ミラノ・ダービーが帰ってきた。ACミランとインテル、スタディオ・ジュゼッペ・メアッツァを本拠地とする両クラブが、スクデットを懸けて相対したのは10年ぶりのこととなる。かつてセリエAは世界最強リーグと謳われて、日本でも絶大な人気を誇っていた。変わらない「サンシーロ」の壮麗な姿は、あの時代の復活を予言しているのだろうか。
■インテルの強力2トップを活かすメカニズム
2月21日に行われたイタリア・セリエAの第23節、ACミラン対インテルの一戦はインテルが3対0で完勝しスクデット獲得に向けて大きく一歩前進した。

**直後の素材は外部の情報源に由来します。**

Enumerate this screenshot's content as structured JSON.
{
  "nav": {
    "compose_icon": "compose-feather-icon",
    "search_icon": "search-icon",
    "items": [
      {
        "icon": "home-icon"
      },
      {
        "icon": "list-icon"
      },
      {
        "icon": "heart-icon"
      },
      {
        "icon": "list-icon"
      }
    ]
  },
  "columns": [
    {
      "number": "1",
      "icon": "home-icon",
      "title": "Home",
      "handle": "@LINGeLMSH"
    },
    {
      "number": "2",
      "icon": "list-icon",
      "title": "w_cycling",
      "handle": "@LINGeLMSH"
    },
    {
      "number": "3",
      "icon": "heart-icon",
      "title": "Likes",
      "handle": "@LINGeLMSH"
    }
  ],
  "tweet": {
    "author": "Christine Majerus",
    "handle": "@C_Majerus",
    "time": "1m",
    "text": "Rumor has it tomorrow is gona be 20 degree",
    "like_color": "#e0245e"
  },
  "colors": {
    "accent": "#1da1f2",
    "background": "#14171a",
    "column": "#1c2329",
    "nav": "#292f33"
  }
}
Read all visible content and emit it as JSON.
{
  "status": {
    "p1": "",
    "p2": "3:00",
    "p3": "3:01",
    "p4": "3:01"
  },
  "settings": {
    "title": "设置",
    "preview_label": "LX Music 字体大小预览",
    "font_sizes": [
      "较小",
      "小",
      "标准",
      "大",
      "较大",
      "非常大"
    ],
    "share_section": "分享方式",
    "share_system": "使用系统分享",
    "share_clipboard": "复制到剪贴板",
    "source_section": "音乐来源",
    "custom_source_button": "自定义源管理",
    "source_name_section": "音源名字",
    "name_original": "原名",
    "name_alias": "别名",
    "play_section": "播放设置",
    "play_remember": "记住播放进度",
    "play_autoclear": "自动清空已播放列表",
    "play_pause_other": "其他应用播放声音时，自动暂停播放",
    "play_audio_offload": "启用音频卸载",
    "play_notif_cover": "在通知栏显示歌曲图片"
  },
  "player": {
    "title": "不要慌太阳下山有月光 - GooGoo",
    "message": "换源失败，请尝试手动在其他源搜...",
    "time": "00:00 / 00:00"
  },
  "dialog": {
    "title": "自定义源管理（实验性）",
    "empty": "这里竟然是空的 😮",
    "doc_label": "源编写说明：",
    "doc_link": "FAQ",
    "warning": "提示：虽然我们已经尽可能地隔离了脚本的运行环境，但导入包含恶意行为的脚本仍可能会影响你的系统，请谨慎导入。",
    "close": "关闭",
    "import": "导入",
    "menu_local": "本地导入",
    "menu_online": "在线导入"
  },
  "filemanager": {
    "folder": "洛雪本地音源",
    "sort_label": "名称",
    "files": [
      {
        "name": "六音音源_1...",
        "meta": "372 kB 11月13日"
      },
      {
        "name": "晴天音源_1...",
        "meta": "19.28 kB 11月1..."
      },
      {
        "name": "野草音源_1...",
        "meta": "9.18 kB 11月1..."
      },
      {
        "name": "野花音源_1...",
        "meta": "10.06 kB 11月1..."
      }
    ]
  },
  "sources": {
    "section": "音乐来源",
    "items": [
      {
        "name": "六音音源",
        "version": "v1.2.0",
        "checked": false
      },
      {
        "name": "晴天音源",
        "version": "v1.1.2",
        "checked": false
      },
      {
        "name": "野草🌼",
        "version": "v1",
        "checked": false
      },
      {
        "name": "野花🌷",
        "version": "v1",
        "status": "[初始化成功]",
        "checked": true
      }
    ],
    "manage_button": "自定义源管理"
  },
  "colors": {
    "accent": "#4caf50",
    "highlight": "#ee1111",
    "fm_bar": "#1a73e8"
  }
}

開幕直後から首位を走っていたミランが、前節、下位に低迷するスペツィアに0対2で敗れる波乱があり、強豪ラツィオを破ったインテルが勝点1の差で首位に立って迎えた首位攻防戦だった。
ミラノに本拠地を置く両チームが優勝を懸けて対決するのは10年ぶりとのことで、イタリア全土が注目する一戦だったが、両チームともに慎重極まりない入り方をした。
ところが、試合は意外なことに開始5分で動き始めた。
インテルの右アウトサイドのアクラフ・ハキミがタッチライン沿いに縦パスを出すと、これを追ったロメル・ルカクがドリブルに入って、マークに付いたアレッシオ・ロマニョーリをスピードで抜き去った。グラウンダーのクロスはいったんは跳ね返されたものの、すぐに拾ったルカクが正確な浮き球のクロスを入れると、逆サイドから詰めていたラウタロ・マルティネスが頭で叩き込んだのだ。
インテルは、なんといってもルカクとラウタロ・マルティネスのツートップが武器ではある。だが、そのツートップを生かすための仕掛けが実によくできている。
ハーフラインよりやや自陣に入ったあたりで5人のMFが守備の網を広げ、高い位置を取った最終ラインと共同して相手ボールを絡めとる。そして、MFの間でうまくつないで前線にボールを送り込むタイミングを計るのだ。